La deputata laburista Rachel Boyack, che ha presentato la proposta di legge, ha osservato che i neozelandesi hanno il diritto di capire in maniera chiara cosa il governo stia chiedendo loro di fare e quali siano i loro diritti. Secondo Boyack, quando il governo comunica in un modo che le persone non capiscono, può succedere che queste non sfruttino i servizi a loro disposizione e non riescano a partecipare a pieno alla vita sociale, perdendo così la fiducia nelle istituzioni.

Chi sostiene la legge dice che la sua approvazione è una questione di giustizia sociale e democrazia: in particolare, servirebbe a migliorare l’accesso alle informazioni di certe categorie di persone, come quelle che parlano inglese come seconda lingua (tra cui i migranti), quelle con disabilità o gli anziani.

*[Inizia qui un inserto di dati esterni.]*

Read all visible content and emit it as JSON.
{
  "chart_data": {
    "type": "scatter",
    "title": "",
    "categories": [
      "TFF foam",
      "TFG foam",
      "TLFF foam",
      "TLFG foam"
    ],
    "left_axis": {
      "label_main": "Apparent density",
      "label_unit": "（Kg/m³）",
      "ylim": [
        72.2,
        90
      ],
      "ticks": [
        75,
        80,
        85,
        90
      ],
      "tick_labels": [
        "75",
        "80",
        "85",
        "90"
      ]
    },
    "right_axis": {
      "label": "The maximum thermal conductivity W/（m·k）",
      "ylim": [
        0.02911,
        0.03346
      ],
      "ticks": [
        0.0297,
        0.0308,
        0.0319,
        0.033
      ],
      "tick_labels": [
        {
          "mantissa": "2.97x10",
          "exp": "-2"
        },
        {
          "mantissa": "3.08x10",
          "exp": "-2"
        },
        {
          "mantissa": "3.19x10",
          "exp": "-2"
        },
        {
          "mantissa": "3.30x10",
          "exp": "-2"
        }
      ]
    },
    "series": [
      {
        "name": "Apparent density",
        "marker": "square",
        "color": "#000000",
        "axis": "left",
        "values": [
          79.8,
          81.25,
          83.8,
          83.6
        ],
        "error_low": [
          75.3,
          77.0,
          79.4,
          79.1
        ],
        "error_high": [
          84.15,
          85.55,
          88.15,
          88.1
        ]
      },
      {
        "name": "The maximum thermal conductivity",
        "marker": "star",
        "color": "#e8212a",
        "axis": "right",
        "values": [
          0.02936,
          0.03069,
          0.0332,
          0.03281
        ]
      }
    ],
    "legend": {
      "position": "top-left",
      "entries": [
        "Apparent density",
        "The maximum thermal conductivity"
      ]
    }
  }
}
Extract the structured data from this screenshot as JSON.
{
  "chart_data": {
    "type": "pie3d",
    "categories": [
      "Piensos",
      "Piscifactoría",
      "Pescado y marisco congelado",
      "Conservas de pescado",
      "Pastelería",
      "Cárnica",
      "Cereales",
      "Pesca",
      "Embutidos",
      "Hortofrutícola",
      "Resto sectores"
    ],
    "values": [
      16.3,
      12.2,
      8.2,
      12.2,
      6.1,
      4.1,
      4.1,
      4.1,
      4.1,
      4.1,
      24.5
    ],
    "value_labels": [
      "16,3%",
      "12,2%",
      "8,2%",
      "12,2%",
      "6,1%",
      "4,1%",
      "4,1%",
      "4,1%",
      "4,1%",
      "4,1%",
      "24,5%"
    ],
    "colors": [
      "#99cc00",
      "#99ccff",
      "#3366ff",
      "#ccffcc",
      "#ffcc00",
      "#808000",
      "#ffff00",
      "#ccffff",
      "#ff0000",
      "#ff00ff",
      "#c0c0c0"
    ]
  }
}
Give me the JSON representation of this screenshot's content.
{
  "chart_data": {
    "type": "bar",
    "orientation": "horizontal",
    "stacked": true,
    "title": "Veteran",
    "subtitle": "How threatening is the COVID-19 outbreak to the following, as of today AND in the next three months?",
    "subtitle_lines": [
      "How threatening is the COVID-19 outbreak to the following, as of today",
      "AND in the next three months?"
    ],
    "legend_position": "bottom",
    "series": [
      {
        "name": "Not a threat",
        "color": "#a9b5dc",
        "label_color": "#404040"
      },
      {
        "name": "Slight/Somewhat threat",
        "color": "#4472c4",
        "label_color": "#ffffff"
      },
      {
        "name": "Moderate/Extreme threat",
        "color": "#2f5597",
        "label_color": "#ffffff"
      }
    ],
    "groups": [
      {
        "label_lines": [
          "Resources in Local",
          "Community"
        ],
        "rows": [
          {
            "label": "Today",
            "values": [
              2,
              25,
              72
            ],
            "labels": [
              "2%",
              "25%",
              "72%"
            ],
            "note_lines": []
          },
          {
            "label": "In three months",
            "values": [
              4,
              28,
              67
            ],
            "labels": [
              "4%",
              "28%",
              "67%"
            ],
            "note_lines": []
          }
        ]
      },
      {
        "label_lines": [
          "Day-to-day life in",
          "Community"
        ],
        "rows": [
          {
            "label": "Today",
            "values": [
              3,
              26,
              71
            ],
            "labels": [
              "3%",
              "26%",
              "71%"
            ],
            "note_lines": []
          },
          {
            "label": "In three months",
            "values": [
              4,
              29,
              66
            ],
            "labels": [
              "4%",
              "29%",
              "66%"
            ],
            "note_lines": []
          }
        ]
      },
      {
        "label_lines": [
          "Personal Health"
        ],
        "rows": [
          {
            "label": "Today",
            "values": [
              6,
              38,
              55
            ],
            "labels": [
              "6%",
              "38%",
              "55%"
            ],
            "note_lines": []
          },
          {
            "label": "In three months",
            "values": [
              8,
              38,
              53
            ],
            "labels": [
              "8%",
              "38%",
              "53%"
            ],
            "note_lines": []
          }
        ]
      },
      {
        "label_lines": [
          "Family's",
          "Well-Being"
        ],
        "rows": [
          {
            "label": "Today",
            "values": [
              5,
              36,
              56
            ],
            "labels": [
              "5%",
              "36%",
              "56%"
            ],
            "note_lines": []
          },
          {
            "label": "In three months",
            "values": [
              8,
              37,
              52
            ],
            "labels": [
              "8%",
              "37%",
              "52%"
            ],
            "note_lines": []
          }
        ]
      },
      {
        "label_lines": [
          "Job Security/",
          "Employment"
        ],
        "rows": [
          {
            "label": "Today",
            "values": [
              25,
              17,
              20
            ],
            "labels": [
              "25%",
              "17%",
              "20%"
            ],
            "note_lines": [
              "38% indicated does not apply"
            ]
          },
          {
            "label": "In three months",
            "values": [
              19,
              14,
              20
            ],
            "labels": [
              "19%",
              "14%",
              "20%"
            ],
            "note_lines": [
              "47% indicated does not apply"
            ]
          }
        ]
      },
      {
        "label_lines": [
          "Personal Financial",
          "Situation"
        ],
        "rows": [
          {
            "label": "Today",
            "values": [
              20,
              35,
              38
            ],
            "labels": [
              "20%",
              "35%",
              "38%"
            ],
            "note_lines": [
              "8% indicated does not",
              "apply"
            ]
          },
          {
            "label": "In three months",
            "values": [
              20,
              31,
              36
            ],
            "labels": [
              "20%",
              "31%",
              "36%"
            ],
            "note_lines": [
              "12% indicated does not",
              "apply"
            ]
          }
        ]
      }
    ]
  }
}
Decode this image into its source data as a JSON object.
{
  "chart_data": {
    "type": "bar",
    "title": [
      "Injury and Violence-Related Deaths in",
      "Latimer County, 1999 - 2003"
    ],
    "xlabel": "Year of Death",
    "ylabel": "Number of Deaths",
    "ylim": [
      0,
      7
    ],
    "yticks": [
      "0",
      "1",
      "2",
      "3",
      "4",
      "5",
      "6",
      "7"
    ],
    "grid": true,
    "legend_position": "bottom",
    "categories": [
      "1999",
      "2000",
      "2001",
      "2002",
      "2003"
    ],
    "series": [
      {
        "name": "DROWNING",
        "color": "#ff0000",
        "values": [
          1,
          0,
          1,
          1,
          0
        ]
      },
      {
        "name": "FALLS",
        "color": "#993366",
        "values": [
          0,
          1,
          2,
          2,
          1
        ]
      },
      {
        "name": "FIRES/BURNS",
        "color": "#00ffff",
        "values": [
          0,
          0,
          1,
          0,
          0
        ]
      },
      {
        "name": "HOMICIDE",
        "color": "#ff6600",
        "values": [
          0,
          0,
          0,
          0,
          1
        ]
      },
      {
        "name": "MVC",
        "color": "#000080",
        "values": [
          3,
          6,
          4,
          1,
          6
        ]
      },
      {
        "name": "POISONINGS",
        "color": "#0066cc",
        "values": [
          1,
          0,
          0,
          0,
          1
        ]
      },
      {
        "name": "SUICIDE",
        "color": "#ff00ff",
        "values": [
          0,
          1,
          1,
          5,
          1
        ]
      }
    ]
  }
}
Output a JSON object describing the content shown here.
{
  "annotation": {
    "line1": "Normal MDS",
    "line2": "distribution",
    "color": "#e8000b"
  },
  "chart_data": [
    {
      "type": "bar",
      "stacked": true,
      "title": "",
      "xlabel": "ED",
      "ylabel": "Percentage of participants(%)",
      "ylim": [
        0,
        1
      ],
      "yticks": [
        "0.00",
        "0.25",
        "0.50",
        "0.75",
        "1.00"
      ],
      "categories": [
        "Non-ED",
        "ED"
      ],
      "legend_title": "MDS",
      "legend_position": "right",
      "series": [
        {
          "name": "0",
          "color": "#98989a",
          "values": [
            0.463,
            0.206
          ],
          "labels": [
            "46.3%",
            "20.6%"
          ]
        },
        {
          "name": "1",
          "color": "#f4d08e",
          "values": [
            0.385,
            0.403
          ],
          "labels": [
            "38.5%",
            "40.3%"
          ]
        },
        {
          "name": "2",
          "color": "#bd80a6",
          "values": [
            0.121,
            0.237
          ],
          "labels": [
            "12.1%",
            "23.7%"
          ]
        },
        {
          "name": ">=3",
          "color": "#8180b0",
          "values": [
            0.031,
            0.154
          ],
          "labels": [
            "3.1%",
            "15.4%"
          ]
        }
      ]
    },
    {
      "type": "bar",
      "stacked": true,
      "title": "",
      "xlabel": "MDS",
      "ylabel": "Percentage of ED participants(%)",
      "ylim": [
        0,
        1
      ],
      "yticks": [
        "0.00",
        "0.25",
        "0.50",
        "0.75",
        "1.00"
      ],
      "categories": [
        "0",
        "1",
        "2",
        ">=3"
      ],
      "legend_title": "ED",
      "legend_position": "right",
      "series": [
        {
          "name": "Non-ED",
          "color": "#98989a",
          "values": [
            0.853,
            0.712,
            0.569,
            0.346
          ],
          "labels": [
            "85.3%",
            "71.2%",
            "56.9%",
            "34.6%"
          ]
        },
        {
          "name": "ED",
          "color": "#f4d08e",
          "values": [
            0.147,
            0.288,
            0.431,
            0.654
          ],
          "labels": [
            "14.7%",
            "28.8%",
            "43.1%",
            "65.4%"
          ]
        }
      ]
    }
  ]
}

Permetterebbe però anche di facilitare la riscossione delle tasse e risparmierebbe ai dipendenti degli uffici pubblici e a quelli dei call center moltissime richieste di chiarimenti.

Non tutti però sono d’accordo: alcuni politici dell’opposizione ritengono infatti che i controlli che dovrebbero essere introdotti per verificare la comprensibilità dei documenti genererebbero nuovi costi e nuova burocrazia.

Anche i linguisti sembrano divisi sul tema. Molti sostengono che a livello generale una comunicazione più semplice e diretta comporti senz’altro effetti positivi, mentre altri ritengono che un’eccessiva semplificazione del linguaggio non aiuti necessariamente a rendere più efficace o trasparente la comunicazione con il pubblico.